Sorry for any mistakes I make here, this is my first post here. I have a group $G$ which has an abelian subgroup $A<G$. I also know there is a irreducible character $\chi$ with the degree of $\chi$ equal to the index of $A$ in $G$. This implies $G$ has a non-identity abelian NORMAL subgroup? How?
This is exercise 2.17 from Isaacs's Character Theory of Finite Groups, page 31.
The hint is to show that $\chi$ vanishes on $G-A$.
On
Here is the approach I mentioned in the comments above:
We have an abelian subgroup $A<G$, and we also have an irreducible character $\chi$ such that $\chi(1)=[G:A]$. From Lemma 2.29 in Isaacs, we see that $\chi$ must be zero outside of $A$. Now if the center of the character $Z(\chi)$ is non-trivial, then it is a normal subgroup of $G$, contained in $A$, so we are done.

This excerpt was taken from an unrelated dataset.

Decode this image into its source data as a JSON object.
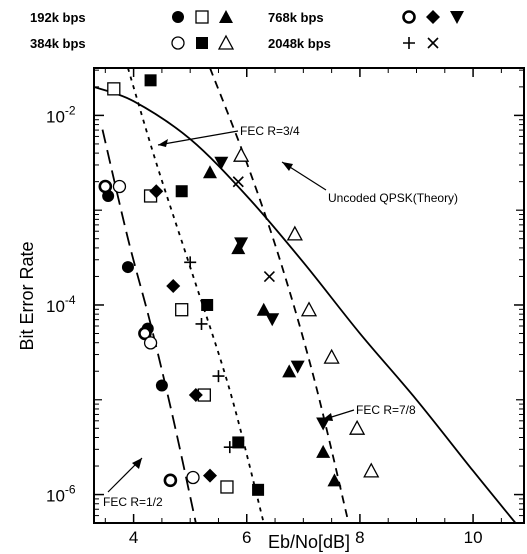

Otherwise $Z(\chi)=\lbrace 1\rbrace$, and thus by Corollary 2.30 in Isaacs, we have $[G:A]^2 < |G|$, or equivalently, $|A|^2>|G|$. Now if we let $m(\cdot)$ be the Chermak-Delgado measure on $G$, then $m(A)\ge |A|^2>|G|$, and so if $M$ is the Chermak-Delgado subgroup, $m(M)>|G|$. Since $m(\lbrace1\rbrace)=|G|$, we must have $M$ is non-trivial.
This is exercise (2.17) of Isaacs' Character Theory of Finite Groups. With Lemma (2.29) of that book you can see that $\chi$ vanishes outside $A$. Now look at the subgroup $N = \langle g \in G : \chi(g) \neq 0 \rangle$. Obviously $N \subseteq A$ hence $N$ is abelian. This subgroup is normal (conjugation does not change the character value) and non-trivial (otherwise the irreducible $\chi$ would vanish outside the identity element which is nonsense).